H0: Average IQ of mothers of Gifted children = 100 H1: Average IQ of mother of Gifted children != 100

P value of 0< .1, we reject the null hypotheses. There is Significant evidence that the avergae IQ of mothers of gifted chikdreb is different fom the rest of population.

x=118.2; sd=6.5; n=36
zscore=(x-100)/sd*sqrt(n)
se=sd/sqrt(n)
se
## [1] 1.083333
zscore
## [1] 16.8
1-pnorm((zscore),2)
## [1] 0
  1. Calculate a 90% confidence interval for the average IQ of mothers of gifted children.
x-1.64*se
## [1] 116.4233
x+1.64*se
## [1] 119.9767
  1. Do your results from the hypothesis test and the confidence interval agree? Explain.

Yes agree, averageIQ if 100 is not in the CI of 116.4 and 119.98


CLT. Define the term “sampling distribution” of the mean, and describe how the shape, center, and spread of the sampling distribution of the mean change as sample size increases.

Samling distribution means that we aare taking a sample from a distribution which maybe or maybe not normal. However as the size od the sample that we take from the distribution increase the samle mean approaches the true population mea and the shape of it become a normal distribution with the spread becoming leaner and leaner as sample size increase.


CFLBs. A manufacturer of compact fluorescent light bulbs advertises that the distribution of the lifespans of these light bulbs is nearly normal with a mean of 9,000 hours and a standard deviation of 1,000 hours.
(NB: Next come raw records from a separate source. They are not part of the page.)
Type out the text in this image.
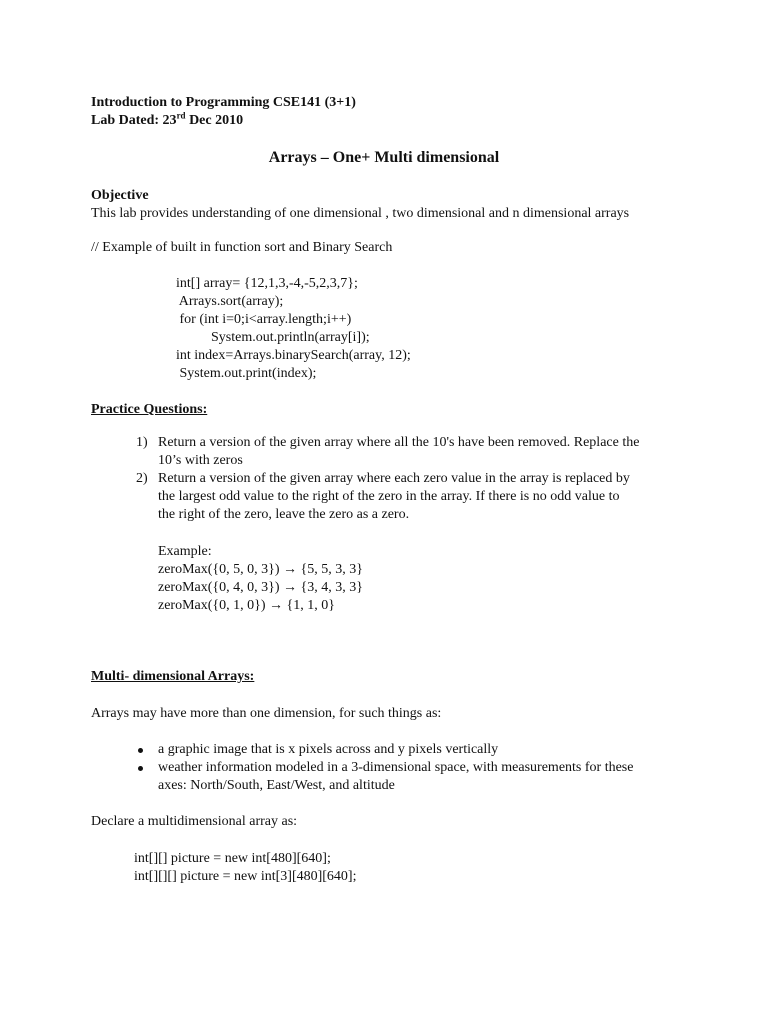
Introduction to Programming CSE141 (3+1)
Lab Dated: 23rd Dec 2010
Arrays – One+ Multi dimensional
Objective
This lab provides understanding of one dimensional , two dimensional and n dimensional arrays
// Example of built in function sort and Binary Search
int[] array= {12,1,3,-4,-5,2,3,7};
Arrays.sort(array);
for (int i=0;i<array.length;i++)
System.out.println(array[i]);
int index=Arrays.binarySearch(array, 12);
System.out.print(index);
Practice Questions:
1) Return a version of the given array where all the 10's have been removed. Replace the
10’s with zeros
2) Return a version of the given array where each zero value in the array is replaced by
the largest odd value to the right of the zero in the array. If there is no odd value to
the right of the zero, leave the zero as a zero.
Example:
zeroMax({0, 5, 0, 3}) → {5, 5, 3, 3}
zeroMax({0, 4, 0, 3}) → {3, 4, 3, 3}
zeroMax({0, 1, 0}) → {1, 1, 0}
Multi- dimensional Arrays:
Arrays may have more than one dimension, for such things as:
a graphic image that is x pixels across and y pixels vertically
weather information modeled in a 3-dimensional space, with measurements for these
axes: North/South, East/West, and altitude
Declare a multidimensional array as:
int[][] picture = new int[480][640];
int[][][] picture = new int[3][480][640];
  1. What is the probability that a randomly chosen light bulb lasts more than 10,500 hours?

Probablity = 6.68%

x=9000
sd=1000
z=(10500-x)/sd
p=1-pnorm(z)
p
## [1] 0.0668072
  1. Describe the distribution of the mean lifespan of 15 light bulbs.

Distribution is normal with N(9000,258.2)

se=sd/sqrt(15)
se
## [1] 258.1989
  1. What is the probability that the mean lifespan of 15 randomly chosen light bulbs is more than 10,500 hours?

0% as the z score is 5.80 away from the mean. There in no chance that 15 randomly choses lights will last more than 10500.

z= (10500-x)/se 
z
## [1] 5.809475
  1. Sketch the two distributions (population and sampling) on the same scale.
x <- seq(5000, 13000,length=sd)
plot(x,dnorm(x,mean=9000,sd=sd),type = "l",lty=1,lwd=3,col="blue", ylim = c(0,.0015))
x <- seq(8000,10000,length=200)
curve(dnorm(x,9000, 258.2),add=TRUE,lty=2,col="red")

(e) Could you estimate the probabilities from parts (a) and (c) if the lifespans of light bulbs had a skewed distribution?

No we couldnot estimate with a skewed distribution becasue sample size is not large enough. Normallt for CLT, we would like minumum n>30.


Same observation, different sample size. Suppose you conduct a hypothesis test based on a sample where the sample size is n = 50, and arrive at a p-value of 0.08. You then refer back to your notes and discover that you made a careless mistake, the sample size should have been n = 500. Will your p-value increase, decrease, or stay the same? Explain.

The z score will decrease and the p value will decrease as the sample szie increase thus you might have a different result.